Perceptive Software
- Industry: Enterprise Content Management, Document Management,
- Founded: Shawnee, Kansas (1995)
- Headquarters: Lenexa, Kansas
- Number of locations: Australia, Belgium, France, Germany, Italy, Netherlands, Singapore, Spain, Switzerland, United Arab Emirates, and United Kingdom
- Area served: Worldwide
- Key people: Scott Coons (President and CEO)
- Number of employees: 900+ worldwide
- Website: www.hyland.com/en/welcome

= Perceptive Software =

Perceptive Software is a business unit of Hyland Software, Inc. Hyland announced its acquisition of Perceptive in July 2017.

==History==
The company was founded in 1988 as Genesis Software and initially produced accounts payable software applications. The name changed to Perceptive Vision in 1995, when the company's focus shifted to document management, imaging and workflow and its flagship product, ImageNow. The company became Perceptive Software in 2004 and was acquired by Lexmark International in 2010 for $280 million.

In 2011, Lexmark purchased the Netherlands-based Pallas Athena in a cash transaction valued at approximately $50.2 million. The Dutch company became part of Perceptive Software.

In 2012, Perceptive Software was one of the top 10 providers of ECM software technology in the world.

In March 2012, Lexmark International acquired Australia-based ISYS Search Software for $32 million and U.S.-based Nolij Corporation for $32 million. Nolij develops web-based document imaging and workflow software.

In January 2013, Lexmark acquired Minnesota-based Acuo Technologies for $45 million. Acuo Technologies develops medical imaging document management software.

In March 2013, Lexmark announced acquisitions of AccessVia and Twistage for a combined purchase price of approximately $31.5 million.

In late August 2013, Lexmark signed an agreement to acquire Germany-based Saperion AG, a leading developer and provider of enterprise content management (ECM) and business process management (BPM) software in Europe, for a cash purchase price of approximately $72 million.

In early October 2013, Lexmark acquired PACSGEAR for a cash purchase price of approximately $54 million. PACSGEAR will report into Perceptive Software.

In November 2014, Lexmark acquired the Swedish company ReadSoft.

In March 2015, Lexmark announced an agreement to acquire (technically merge with) Kofax Limited for approximately $1 billion (US). Kofax and Perceptive will constitute a Lexmark Enterprise Software unit, but specific organizational details have not been announced.

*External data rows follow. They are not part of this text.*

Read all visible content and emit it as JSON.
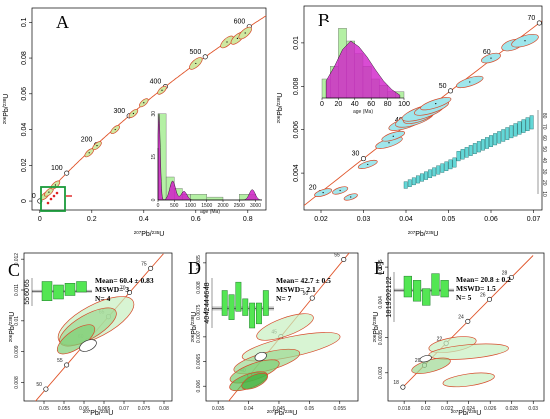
{
  "colors": {
    "concordia": "#e0552b",
    "ellipse_green_fill": "#cfe8a0",
    "ellipse_cyan_fill": "#9fe6ec",
    "ellipse_light_green": "#c7efc0",
    "ellipse_stroke": "#d64b2b",
    "hist_magenta": "#d01fc8",
    "hist_green": "#b4f0a4",
    "box_green": "#2e9a3a",
    "rank_green": "#53e653",
    "rank_cyan": "#63d7d7"
  },
  "chart_data": [
    {
      "panel": "A",
      "type": "scatter",
      "xlabel_parts": [
        "207",
        "Pb/",
        "235",
        "U"
      ],
      "ylabel_parts": [
        "206",
        "Pb/",
        "238",
        "U"
      ],
      "xlim": [
        -0.03,
        0.87
      ],
      "ylim": [
        -0.005,
        0.108
      ],
      "x_ticks": [
        0.0,
        0.2,
        0.4,
        0.6,
        0.8
      ],
      "y_ticks": [
        0.0,
        0.02,
        0.04,
        0.06,
        0.08,
        0.1
      ],
      "concordia_ages": [
        0,
        100,
        200,
        300,
        400,
        500,
        600
      ],
      "ellipses": [
        {
          "x": 0.02,
          "y": 0.003
        },
        {
          "x": 0.035,
          "y": 0.005
        },
        {
          "x": 0.06,
          "y": 0.009
        },
        {
          "x": 0.19,
          "y": 0.027
        },
        {
          "x": 0.22,
          "y": 0.031
        },
        {
          "x": 0.29,
          "y": 0.04
        },
        {
          "x": 0.36,
          "y": 0.049
        },
        {
          "x": 0.4,
          "y": 0.055
        },
        {
          "x": 0.47,
          "y": 0.062
        },
        {
          "x": 0.6,
          "y": 0.077
        },
        {
          "x": 0.72,
          "y": 0.089
        },
        {
          "x": 0.76,
          "y": 0.091
        },
        {
          "x": 0.79,
          "y": 0.094
        }
      ],
      "inset_histogram": {
        "xlabel": "age (Ma)",
        "x_ticks": [
          0,
          500,
          1000,
          1500,
          2000,
          2500,
          3000
        ],
        "y_ticks": [
          0,
          15,
          30
        ],
        "bins": [
          0,
          250,
          500,
          750,
          1000,
          1500,
          2000,
          2500,
          3000
        ],
        "counts": [
          30,
          8,
          4,
          2,
          2,
          1,
          0,
          2
        ],
        "density_peaks": [
          {
            "age": 30,
            "height": 1.0
          },
          {
            "age": 450,
            "height": 0.22
          },
          {
            "age": 800,
            "height": 0.1
          },
          {
            "age": 2900,
            "height": 0.12
          }
        ]
      }
    },
    {
      "panel": "B",
      "type": "scatter",
      "xlabel_parts": [
        "207",
        "Pb/",
        "235",
        "U"
      ],
      "ylabel_parts": [
        "206",
        "Pb/",
        "238",
        "U"
      ],
      "xlim": [
        0.016,
        0.072
      ],
      "ylim": [
        0.0023,
        0.0117
      ],
      "x_ticks": [
        0.02,
        0.03,
        0.04,
        0.05,
        0.06,
        0.07
      ],
      "y_ticks": [
        0.004,
        0.006,
        0.008,
        0.01
      ],
      "concordia_ages": [
        20,
        30,
        40,
        50,
        60,
        70
      ],
      "ellipses": [
        {
          "x": 0.0205,
          "y": 0.0031
        },
        {
          "x": 0.0245,
          "y": 0.0032
        },
        {
          "x": 0.027,
          "y": 0.0029
        },
        {
          "x": 0.031,
          "y": 0.0044
        },
        {
          "x": 0.036,
          "y": 0.0054
        },
        {
          "x": 0.037,
          "y": 0.0057
        },
        {
          "x": 0.04,
          "y": 0.0063
        },
        {
          "x": 0.042,
          "y": 0.0065
        },
        {
          "x": 0.043,
          "y": 0.0066
        },
        {
          "x": 0.044,
          "y": 0.0068
        },
        {
          "x": 0.046,
          "y": 0.007
        },
        {
          "x": 0.047,
          "y": 0.0072
        },
        {
          "x": 0.055,
          "y": 0.0082
        },
        {
          "x": 0.06,
          "y": 0.0093
        },
        {
          "x": 0.065,
          "y": 0.0099
        },
        {
          "x": 0.068,
          "y": 0.0101
        }
      ],
      "inset_histogram": {
        "xlabel": "age (Ma)",
        "x_ticks": [
          0,
          20,
          40,
          60,
          80,
          100
        ],
        "bins": [
          0,
          10,
          20,
          30,
          40,
          50,
          60,
          70,
          80,
          90,
          100
        ],
        "counts": [
          3,
          5,
          11,
          9,
          7,
          5,
          3,
          2,
          1,
          1
        ],
        "density": [
          0.3,
          0.55,
          0.85,
          1.0,
          0.9,
          0.72,
          0.5,
          0.3,
          0.15,
          0.05
        ]
      },
      "rank_plot_ticks": [
        80,
        70,
        60,
        50,
        40,
        30,
        20,
        10
      ],
      "rank_plot_n": 32
    },
    {
      "panel": "C",
      "type": "scatter",
      "xlabel_parts": [
        "207",
        "Pb/",
        "235",
        "U"
      ],
      "ylabel_parts": [
        "206",
        "Pb/",
        "238",
        "U"
      ],
      "xlim": [
        0.045,
        0.082
      ],
      "ylim": [
        0.0074,
        0.0122
      ],
      "x_ticks": [
        0.05,
        0.055,
        0.06,
        0.065,
        0.07,
        0.075,
        0.08
      ],
      "y_ticks": [
        0.008,
        0.009,
        0.01,
        0.011,
        0.012
      ],
      "concordia_ages": [
        50,
        55,
        60,
        65,
        70,
        75,
        80
      ],
      "stats": {
        "mean": "Mean= 60.4 ± 0.83",
        "mswd": "MSWD= 3",
        "n": "N= 4"
      },
      "wm_ticks": [
        55,
        60,
        65
      ],
      "wm_mean": 60.4
    },
    {
      "panel": "D",
      "type": "scatter",
      "xlabel_parts": [
        "207",
        "Pb/",
        "235",
        "U"
      ],
      "ylabel_parts": [
        "206",
        "Pb/",
        "238",
        "U"
      ],
      "xlim": [
        0.033,
        0.058
      ],
      "ylim": [
        0.0057,
        0.0087
      ],
      "x_ticks": [
        0.035,
        0.04,
        0.045,
        0.05,
        0.055
      ],
      "y_ticks": [
        0.006,
        0.0065,
        0.007,
        0.0075,
        0.008,
        0.0085
      ],
      "concordia_ages": [
        40,
        45,
        50,
        55
      ],
      "stats": {
        "mean": "Mean= 42.7 ± 0.5",
        "mswd": "MSWD= 2.1",
        "n": "N= 7"
      },
      "wm_ticks": [
        40,
        42,
        44,
        46,
        48
      ],
      "wm_mean": 42.7
    },
    {
      "panel": "E",
      "type": "scatter",
      "xlabel_parts": [
        "207",
        "Pb/",
        "235",
        "U"
      ],
      "ylabel_parts": [
        "206",
        "Pb/",
        "238",
        "U"
      ],
      "xlim": [
        0.0165,
        0.031
      ],
      "ylim": [
        0.0026,
        0.0047
      ],
      "x_ticks": [
        0.018,
        0.02,
        0.022,
        0.024,
        0.026,
        0.028,
        0.03
      ],
      "y_ticks": [
        0.003,
        0.0035,
        0.004,
        0.0045
      ],
      "concordia_ages": [
        18,
        20,
        22,
        24,
        26,
        28
      ],
      "stats": {
        "mean": "Mean= 20.8 ± 0.2",
        "mswd": "MSWD= 1.5",
        "n": "N= 5"
      },
      "wm_ticks": [
        18,
        19,
        20,
        21,
        22
      ],
      "wm_mean": 20.8
    }
  ],
  "labels": {
    "A": "A",
    "B": "B",
    "C": "C",
    "D": "D",
    "E": "E"
  }
}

In May 2017, Lexmark entered into a definitive agreement to sell the Perceptive business unit to Hyland Software.

On July 10, 2017, Hyland finalized its acquisition of the Perceptive Business Unit of Lexmark International, Inc. All enterprise software business assets in the Perceptive business unit, including Perceptive Content (formerly ImageNow), Perceptive Intelligent Capture (formerly Brainware), Acuo VNA, PACSGEAR, Claron, Nolij, Saperion, Pallas Athena, ISYS and Twistage, will now operate under Hyland’s portfolio of products.

==Products==
The product focus for Perceptive Software is enterprise content management (ECM), business process management (BPM), and document output management (DOM) software technology and applications. Core components of this software are document and records management, document imaging, enterprise information management, eForms, and records and information management (RIM).

The company’s business applications automate back office processes such as accounting and financials, human resources, contract management, payroll, legal and compliance. Key industries currently using Perceptive Software’s ECM applications include higher education, customer service, healthcare, government, and financial services.

== Awards ==
Perceptive Software has been named a Computerworld Honors Laureate, and president and CEO Scott Coons has received the Ernst & Young Entrepreneur of the Year award. The Kansas City Business Journal honored Perceptive Software with its "Hall of Champions" award in 2010.

Employees voted it one of Kansas City's "Best Places to Work" in 2004, 2005, 2006, and 2007. Additionally, the Kansas City Business Journal named Perceptive Software a Champion of Business in 2010.

==Trivia==
The company's previous global headquarters located in Shawnee, Kansas, included a slide between the second and first floors and a regulation dodgeball court.

In 2006, the company hosted its first Dodge for a Cause charity dodgeball tournament to benefit the Juvenile Diabetes Research Foundation (JDRF). The charity tournament became an annual event, raising more than $160,000 for JDRF over 10 years' time.